You are viewing a plain text version of this content. The canonical link for it is here.
Posted to user@flink.apache.org by Noel OConnor <no...@gmail.com> on 2022/09/14 13:22:00 UTC

DataStream and DataStreamSource

Hi,
I'm new to flink and I'm trying to integrate it with apache pulsar.
I've gone through the demos and I get how they work but one aspect
that I can't figure out is what's the difference between a DataStream
and a DataStreamSource.
When would you use one over the other?

cheers
Noel

Re: DataStream and DataStreamSource

Posted by Noel OConnor <no...@gmail.com>.
Awesome, thanks for the info! much appreciated.

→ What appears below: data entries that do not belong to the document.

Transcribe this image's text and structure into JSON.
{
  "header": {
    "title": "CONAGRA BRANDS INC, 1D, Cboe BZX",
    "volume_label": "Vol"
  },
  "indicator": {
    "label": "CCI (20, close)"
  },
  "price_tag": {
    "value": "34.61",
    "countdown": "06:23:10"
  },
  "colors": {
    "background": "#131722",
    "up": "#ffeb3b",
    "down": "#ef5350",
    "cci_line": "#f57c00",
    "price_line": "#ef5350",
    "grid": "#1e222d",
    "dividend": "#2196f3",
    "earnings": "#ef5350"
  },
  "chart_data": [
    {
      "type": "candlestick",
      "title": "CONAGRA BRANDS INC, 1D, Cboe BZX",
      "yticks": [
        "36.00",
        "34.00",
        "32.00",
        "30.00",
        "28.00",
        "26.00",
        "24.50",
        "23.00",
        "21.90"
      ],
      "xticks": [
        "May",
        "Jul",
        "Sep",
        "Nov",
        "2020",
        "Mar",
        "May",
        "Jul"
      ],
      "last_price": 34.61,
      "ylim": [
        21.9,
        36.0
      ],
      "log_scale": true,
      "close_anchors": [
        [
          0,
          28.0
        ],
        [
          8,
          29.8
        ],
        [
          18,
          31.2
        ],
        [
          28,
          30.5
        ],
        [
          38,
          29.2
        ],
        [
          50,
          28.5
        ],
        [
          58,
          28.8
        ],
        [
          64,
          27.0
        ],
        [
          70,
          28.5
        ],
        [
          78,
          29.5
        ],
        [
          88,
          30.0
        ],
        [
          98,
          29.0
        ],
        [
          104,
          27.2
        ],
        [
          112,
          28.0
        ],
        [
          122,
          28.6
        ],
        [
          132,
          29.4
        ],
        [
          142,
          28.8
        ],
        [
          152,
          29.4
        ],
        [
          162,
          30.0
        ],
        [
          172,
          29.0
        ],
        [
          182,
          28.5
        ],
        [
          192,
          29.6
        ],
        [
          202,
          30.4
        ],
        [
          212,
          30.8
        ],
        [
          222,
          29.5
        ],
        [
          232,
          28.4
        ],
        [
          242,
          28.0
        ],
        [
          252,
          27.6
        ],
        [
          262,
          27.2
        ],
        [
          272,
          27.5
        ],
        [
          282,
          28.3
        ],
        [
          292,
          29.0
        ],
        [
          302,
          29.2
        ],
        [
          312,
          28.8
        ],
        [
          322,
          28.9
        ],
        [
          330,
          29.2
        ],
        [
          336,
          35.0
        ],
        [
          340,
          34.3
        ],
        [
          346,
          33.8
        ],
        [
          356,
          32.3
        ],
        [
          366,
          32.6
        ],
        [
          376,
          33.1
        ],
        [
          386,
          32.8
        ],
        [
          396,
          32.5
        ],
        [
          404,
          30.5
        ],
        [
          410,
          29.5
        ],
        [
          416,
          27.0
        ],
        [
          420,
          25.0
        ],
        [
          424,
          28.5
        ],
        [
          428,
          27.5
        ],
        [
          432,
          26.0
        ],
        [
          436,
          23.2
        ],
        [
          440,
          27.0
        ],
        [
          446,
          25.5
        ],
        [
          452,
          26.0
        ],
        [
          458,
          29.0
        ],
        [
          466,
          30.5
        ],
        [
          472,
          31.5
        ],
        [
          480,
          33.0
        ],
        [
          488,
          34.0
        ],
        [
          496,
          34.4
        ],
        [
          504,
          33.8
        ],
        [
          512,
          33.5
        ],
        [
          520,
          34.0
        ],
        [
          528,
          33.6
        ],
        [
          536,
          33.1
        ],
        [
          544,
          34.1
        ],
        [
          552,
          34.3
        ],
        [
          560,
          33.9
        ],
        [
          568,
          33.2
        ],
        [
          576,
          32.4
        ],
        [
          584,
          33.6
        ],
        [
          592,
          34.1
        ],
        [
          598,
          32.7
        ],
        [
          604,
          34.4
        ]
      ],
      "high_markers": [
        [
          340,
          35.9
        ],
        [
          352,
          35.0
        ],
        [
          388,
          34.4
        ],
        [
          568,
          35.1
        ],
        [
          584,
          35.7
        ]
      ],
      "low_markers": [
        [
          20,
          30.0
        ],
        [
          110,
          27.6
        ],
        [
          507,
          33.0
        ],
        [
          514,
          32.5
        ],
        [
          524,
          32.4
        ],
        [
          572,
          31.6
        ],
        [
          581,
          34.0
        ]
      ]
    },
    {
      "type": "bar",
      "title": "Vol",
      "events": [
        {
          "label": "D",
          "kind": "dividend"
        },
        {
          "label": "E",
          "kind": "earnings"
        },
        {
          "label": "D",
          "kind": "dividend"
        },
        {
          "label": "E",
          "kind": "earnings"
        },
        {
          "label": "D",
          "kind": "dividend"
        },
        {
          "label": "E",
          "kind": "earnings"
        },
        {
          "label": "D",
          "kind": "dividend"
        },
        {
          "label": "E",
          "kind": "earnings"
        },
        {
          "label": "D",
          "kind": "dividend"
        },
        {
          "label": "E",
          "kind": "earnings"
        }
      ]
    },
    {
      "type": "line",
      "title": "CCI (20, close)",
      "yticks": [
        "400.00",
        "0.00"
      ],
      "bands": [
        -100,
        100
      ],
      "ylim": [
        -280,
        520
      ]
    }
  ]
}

On Wed, Sep 14, 2022 at 5:04 PM Jing Ge <ji...@ververica.com> wrote:
>
> Hi,
>
> Welcome to the Flink community!
>
> A DataStreamSource is a DataStream. It is normally used as the starting point of a DataStream.  All related methods in StreamExecutionEnvironment that create a DataStream return actually a DataStreamSource, because it is where a DataStream starts.
>
> Commonly, you don't care about DataStreamSource, just use DataStream even if methods in StreamExecutionEnvironment return a DataStreamSource [1]. DataStreamSource created by those methods in StreamExecutionEnvironment will use built-in SourceTranfromation. If you want to modify the configuration of the transformation, you can specifically use the DataStreamSource type(instead of DataStream) which provides some setter methods extended from SingleOutputStreamOperator.
>
> Best regards,
> Jing
>
> [1] https://nightlies.apache.org/flink/flink-docs-master/docs/dev/datastream/overview/
>
> On Wed, Sep 14, 2022 at 3:23 PM Noel OConnor <no...@gmail.com> wrote:
>>
>> Hi,
>> I'm new to flink and I'm trying to integrate it with apache pulsar.
>> I've gone through the demos and I get how they work but one aspect
>> that I can't figure out is what's the difference between a DataStream
>> and a DataStreamSource.
>> When would you use one over the other?
>>
>> cheers
>> Noel

Re: DataStream and DataStreamSource

Posted by Jing Ge <ji...@ververica.com>.
Hi,

Welcome to the Flink community!

A DataStreamSource is a DataStream. It is normally used as the starting
point of a DataStream.  All related methods in StreamExecutionEnvironment
that create a DataStream return actually a DataStreamSource, because it is
where a DataStream starts.

Commonly, you don't care about DataStreamSource, just use DataStream even
if methods in StreamExecutionEnvironment return a DataStreamSource [1].
DataStreamSource created by those methods in StreamExecutionEnvironment
will use built-in SourceTranfromation. If you want to modify the
configuration of the transformation, you can specifically use the
DataStreamSource type(instead of DataStream) which provides some setter
methods extended from SingleOutputStreamOperator.

Best regards,
Jing

[1]
https://nightlies.apache.org/flink/flink-docs-master/docs/dev/datastream/overview/

On Wed, Sep 14, 2022 at 3:23 PM Noel OConnor <no...@gmail.com> wrote:

> Hi,
> I'm new to flink and I'm trying to integrate it with apache pulsar.
> I've gone through the demos and I get how they work but one aspect
> that I can't figure out is what's the difference between a DataStream
> and a DataStreamSource.
> When would you use one over the other?
>
> cheers
> Noel
>